What is a “good” retreat and what is a “bad” retreat?
There are no good retreats or bad retreats. Each retreat is different: different place, time, date, length, people, air, water, food, floor, weather, heartbeat, breath, emotion, thought… In life and on retreat, our practice is to sit where we are, with whatever arises, to not be limited by how we want things to be or how we think things should be, to make do with what we have and appreciate our life just as it is at this very moment. Insects, crowded conditions, beautiful countryside, highway traffic, rain, sun, cats, dogs, snoring, laughter, pain, joy – we include it all in our practice, moment to moment.
In daily life as in retreat life, no matter where we are and what arises, true freedom lies in improvising in response to and in accord with the circumstances. If we don’t, we do nothing but imprison ourselves with expectations of how we want or think things should be.
And even so, can we change how we do things?

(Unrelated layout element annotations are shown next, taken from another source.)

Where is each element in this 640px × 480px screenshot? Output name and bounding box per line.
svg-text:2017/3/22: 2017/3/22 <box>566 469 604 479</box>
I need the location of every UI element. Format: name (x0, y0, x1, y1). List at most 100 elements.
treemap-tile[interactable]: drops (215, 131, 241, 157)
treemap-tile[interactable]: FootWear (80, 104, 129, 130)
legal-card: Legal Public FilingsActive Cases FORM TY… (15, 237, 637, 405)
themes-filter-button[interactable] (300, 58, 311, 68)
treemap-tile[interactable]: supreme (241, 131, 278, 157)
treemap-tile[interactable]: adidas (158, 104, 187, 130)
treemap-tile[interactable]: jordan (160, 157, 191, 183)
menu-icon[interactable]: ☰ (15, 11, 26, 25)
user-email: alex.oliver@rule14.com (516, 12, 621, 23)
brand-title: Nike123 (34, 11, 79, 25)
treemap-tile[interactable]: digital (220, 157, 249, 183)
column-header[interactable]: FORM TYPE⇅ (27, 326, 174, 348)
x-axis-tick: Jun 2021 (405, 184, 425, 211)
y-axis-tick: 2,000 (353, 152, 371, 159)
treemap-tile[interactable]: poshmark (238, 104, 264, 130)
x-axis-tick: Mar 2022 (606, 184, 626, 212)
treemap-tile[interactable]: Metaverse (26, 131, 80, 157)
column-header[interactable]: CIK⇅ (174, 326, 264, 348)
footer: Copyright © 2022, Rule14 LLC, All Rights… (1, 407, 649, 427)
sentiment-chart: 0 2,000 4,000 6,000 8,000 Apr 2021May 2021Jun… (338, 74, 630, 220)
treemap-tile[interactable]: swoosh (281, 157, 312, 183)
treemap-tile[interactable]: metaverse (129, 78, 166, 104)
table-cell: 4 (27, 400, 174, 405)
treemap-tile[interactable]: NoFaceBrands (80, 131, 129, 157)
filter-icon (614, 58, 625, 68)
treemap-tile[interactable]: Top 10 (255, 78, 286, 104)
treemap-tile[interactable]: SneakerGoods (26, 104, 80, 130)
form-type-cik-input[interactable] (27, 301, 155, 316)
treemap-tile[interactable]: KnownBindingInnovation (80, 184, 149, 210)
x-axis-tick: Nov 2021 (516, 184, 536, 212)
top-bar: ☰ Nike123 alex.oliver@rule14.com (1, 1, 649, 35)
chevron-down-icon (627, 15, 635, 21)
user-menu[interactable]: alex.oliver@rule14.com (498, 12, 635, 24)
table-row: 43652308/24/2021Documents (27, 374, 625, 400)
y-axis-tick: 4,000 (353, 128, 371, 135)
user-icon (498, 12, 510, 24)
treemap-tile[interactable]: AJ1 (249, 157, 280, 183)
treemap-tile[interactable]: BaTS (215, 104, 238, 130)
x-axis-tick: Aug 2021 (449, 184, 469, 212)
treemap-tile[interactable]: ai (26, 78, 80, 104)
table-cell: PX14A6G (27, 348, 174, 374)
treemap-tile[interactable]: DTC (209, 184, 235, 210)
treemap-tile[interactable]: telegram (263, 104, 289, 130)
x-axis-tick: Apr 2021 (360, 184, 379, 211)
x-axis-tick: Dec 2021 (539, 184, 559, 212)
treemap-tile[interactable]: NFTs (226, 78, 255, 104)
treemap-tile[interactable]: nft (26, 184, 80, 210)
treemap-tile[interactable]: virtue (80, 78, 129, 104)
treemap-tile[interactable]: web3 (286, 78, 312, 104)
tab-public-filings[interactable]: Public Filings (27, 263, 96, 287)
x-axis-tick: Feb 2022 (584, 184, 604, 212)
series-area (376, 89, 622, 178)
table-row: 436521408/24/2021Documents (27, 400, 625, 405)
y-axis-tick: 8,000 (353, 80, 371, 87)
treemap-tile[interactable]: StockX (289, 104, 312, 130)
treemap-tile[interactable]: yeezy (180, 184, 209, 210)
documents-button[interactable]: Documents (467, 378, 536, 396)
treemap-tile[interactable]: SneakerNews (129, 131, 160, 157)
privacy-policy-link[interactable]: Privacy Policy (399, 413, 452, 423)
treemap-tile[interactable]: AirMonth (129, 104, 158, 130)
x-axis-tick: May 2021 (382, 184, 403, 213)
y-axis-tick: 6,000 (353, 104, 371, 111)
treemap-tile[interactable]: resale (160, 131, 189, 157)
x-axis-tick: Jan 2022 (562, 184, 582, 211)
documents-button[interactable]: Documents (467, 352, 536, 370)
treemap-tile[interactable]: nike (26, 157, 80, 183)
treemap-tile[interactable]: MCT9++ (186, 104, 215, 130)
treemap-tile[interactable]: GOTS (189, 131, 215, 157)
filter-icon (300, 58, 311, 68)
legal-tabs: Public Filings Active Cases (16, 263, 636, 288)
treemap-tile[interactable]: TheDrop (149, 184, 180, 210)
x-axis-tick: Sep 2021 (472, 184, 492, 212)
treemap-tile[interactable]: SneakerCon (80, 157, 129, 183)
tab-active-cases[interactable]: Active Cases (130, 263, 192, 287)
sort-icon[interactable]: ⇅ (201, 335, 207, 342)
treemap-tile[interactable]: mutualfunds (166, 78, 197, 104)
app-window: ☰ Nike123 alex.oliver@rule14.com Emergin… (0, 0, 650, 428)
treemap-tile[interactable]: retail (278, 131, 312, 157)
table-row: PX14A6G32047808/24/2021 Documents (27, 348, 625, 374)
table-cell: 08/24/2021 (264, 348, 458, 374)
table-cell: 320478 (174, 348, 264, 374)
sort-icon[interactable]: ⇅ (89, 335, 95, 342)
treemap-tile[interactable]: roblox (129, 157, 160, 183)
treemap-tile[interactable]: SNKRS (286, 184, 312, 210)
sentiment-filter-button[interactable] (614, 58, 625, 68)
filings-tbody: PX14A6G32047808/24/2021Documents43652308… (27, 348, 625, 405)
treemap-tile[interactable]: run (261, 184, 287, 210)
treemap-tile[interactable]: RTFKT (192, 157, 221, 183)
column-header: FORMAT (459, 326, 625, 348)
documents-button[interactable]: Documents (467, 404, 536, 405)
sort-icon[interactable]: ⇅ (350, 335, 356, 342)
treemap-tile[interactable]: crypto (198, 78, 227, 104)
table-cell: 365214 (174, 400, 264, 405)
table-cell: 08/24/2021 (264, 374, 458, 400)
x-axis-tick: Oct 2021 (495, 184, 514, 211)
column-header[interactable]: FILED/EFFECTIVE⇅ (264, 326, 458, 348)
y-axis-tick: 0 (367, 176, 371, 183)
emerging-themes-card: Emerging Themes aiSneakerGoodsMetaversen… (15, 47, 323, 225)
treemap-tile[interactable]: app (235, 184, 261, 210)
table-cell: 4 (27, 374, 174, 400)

Yes we can! In fact, if we don’t, we will certainly have problems, because everything is changing all the time. Every retreat is a learning experience, as is every moment. What does a particular retreat teach us about what works best for finding a center, setting arrival and departure times, arranging cooking and shopping, setting up before and cleaning after? What does it tell us about what is the “right” space, equipment, time and place to sit, sleep and feed 30 people or 10 people? What can we learn about working together? Can we individually and as a group seize this occasion to deepen our practice, and look into ourselves and our actions?